I'd say to definitely keep working with your dog, even if you decide just to go back to the trainer you like a PetSmart and eventually you'll be able to test your dog. You can even see if that trainer is eligible/interested in possibly becoming a CGC evaluator. PetCo paid for the application fees when our trainer had enough interest in a CGC prep corse and test.


----------



## RitaandRiley (Feb 27, 2012)

I actually just got a reply email from someone close by that might work out so I'm pursuing that.

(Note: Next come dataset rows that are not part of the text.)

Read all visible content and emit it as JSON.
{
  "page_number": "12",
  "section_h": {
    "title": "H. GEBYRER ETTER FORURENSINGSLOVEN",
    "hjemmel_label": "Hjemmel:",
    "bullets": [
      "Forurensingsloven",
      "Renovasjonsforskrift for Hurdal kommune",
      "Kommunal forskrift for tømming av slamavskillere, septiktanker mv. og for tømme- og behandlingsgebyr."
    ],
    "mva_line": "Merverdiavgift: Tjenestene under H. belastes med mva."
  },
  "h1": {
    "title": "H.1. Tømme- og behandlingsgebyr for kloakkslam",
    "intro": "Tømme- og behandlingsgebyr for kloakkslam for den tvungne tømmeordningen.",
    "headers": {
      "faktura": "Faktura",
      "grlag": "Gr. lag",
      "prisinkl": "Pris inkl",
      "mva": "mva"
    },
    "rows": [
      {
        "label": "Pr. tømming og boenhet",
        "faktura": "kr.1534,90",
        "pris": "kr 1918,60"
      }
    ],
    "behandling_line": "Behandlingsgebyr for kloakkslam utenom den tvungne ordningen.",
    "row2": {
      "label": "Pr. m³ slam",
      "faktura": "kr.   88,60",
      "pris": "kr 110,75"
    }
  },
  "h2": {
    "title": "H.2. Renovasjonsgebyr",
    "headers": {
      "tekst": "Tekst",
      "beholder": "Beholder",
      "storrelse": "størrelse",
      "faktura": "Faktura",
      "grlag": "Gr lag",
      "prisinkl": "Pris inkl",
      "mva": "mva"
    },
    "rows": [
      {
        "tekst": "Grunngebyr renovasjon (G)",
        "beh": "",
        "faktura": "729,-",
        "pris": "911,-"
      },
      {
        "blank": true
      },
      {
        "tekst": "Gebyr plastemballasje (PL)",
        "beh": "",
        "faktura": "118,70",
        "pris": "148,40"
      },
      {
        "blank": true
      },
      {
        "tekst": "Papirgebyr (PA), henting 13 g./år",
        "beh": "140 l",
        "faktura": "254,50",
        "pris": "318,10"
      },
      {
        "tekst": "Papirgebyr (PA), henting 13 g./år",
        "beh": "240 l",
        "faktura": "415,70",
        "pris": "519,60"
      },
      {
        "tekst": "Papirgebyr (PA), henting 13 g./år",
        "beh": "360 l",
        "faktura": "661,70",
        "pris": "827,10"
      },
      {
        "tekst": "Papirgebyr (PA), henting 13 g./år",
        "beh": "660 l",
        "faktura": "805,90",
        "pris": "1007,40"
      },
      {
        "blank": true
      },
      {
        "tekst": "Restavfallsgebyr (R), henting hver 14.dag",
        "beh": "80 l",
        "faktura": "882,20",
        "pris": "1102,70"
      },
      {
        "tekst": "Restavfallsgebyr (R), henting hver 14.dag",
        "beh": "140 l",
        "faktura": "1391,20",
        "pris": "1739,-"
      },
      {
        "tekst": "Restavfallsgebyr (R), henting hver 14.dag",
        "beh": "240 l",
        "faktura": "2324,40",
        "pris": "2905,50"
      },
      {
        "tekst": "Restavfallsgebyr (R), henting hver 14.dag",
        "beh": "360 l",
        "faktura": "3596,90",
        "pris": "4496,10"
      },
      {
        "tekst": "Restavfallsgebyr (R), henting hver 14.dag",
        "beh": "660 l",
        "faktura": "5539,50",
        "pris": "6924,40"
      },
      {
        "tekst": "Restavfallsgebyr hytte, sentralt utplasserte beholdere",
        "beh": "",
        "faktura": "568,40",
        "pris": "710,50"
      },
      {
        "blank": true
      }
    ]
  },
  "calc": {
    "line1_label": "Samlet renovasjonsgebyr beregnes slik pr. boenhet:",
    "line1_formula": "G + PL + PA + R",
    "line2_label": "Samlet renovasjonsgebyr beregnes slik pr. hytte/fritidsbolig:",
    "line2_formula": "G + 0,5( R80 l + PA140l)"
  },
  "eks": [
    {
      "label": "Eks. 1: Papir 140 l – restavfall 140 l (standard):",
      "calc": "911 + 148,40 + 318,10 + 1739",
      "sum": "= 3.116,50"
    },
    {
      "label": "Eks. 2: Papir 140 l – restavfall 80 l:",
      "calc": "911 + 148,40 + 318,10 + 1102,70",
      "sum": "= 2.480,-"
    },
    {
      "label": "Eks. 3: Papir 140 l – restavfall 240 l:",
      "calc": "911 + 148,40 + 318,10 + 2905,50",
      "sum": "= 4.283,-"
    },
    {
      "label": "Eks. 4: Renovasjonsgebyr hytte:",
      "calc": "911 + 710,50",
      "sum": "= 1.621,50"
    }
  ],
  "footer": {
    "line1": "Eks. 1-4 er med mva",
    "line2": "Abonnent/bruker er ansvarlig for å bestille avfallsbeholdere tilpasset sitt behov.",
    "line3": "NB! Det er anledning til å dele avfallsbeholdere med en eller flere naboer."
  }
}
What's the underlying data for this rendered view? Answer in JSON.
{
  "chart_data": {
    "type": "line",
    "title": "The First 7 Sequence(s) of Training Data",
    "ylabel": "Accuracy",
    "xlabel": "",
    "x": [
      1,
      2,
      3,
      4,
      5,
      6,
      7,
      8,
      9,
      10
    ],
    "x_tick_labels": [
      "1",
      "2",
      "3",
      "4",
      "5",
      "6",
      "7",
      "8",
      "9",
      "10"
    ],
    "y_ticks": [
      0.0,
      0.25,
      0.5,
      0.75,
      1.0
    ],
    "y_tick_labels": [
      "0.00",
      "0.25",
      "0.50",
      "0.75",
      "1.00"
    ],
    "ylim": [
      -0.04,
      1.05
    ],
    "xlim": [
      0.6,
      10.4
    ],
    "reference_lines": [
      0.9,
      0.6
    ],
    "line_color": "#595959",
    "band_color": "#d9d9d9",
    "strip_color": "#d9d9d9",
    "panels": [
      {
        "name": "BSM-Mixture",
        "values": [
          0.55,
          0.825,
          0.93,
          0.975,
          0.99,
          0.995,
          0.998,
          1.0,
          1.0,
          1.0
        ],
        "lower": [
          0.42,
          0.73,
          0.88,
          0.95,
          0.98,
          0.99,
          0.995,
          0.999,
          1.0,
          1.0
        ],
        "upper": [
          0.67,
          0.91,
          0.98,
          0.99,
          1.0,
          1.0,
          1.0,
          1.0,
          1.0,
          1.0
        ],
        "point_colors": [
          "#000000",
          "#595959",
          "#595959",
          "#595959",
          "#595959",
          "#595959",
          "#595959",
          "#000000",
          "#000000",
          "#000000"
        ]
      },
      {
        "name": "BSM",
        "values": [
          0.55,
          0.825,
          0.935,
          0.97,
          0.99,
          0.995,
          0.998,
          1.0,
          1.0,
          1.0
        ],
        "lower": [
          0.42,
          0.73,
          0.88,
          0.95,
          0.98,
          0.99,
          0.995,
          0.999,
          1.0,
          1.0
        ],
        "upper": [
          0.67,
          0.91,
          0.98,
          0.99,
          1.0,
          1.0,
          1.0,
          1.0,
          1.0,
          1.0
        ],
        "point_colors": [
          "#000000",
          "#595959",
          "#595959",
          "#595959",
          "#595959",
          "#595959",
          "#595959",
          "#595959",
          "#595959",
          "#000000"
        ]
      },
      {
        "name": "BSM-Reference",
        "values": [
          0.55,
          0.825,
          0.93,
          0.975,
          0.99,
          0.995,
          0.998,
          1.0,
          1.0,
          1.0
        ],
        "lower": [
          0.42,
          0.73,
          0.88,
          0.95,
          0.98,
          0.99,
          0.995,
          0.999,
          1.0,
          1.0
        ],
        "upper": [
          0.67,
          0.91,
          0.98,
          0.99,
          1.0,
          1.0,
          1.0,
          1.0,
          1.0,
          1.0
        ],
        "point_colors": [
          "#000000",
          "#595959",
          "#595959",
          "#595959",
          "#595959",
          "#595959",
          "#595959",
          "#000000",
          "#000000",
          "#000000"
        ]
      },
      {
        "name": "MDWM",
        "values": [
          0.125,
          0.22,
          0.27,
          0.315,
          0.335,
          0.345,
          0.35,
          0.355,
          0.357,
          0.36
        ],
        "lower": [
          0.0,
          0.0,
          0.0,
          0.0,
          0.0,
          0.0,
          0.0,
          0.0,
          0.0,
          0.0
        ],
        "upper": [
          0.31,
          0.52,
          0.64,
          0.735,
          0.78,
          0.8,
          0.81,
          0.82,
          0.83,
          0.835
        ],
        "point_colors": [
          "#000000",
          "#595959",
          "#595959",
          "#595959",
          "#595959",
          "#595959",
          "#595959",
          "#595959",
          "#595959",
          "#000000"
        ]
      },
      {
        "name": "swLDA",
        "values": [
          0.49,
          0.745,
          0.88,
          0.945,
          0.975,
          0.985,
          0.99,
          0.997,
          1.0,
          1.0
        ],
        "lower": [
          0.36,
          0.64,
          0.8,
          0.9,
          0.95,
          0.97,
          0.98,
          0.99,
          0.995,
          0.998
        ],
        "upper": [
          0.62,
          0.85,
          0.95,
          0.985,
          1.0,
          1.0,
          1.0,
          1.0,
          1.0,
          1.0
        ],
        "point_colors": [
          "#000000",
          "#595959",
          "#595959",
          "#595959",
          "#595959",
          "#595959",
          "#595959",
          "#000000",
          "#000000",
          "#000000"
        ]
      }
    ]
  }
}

Interesting advice SJ about the down-stay practice. That would help. And Linda, I've wondered if Pet Smart would help or at least allow our favorite trainer to get certified and do CGC. I'll talk to her about it.


----------



## jabojenny (Sep 18, 2011)

Hi Rita,
I'm in the same boat as you and Riley. I'm hoping to have Timmy try for his CGC in the fall and he totally freaks out with supervised separation. I have started doing short separations with the group I walk with in the morning. I leave Timmy with one of them and walk away and hide behind a car :laugh: the neighbors must thing I'm nuts. We're in class and the trainer asks what our goals are and surprisingly enough all five of us want to try our CGC so that's kind of what our skills are geared for. I do think it is easier for our boys once we're out of sight. This might be the thorn is Timmy's side that might hold him back from his CGC but that's life I guess. Good luck with class!


----------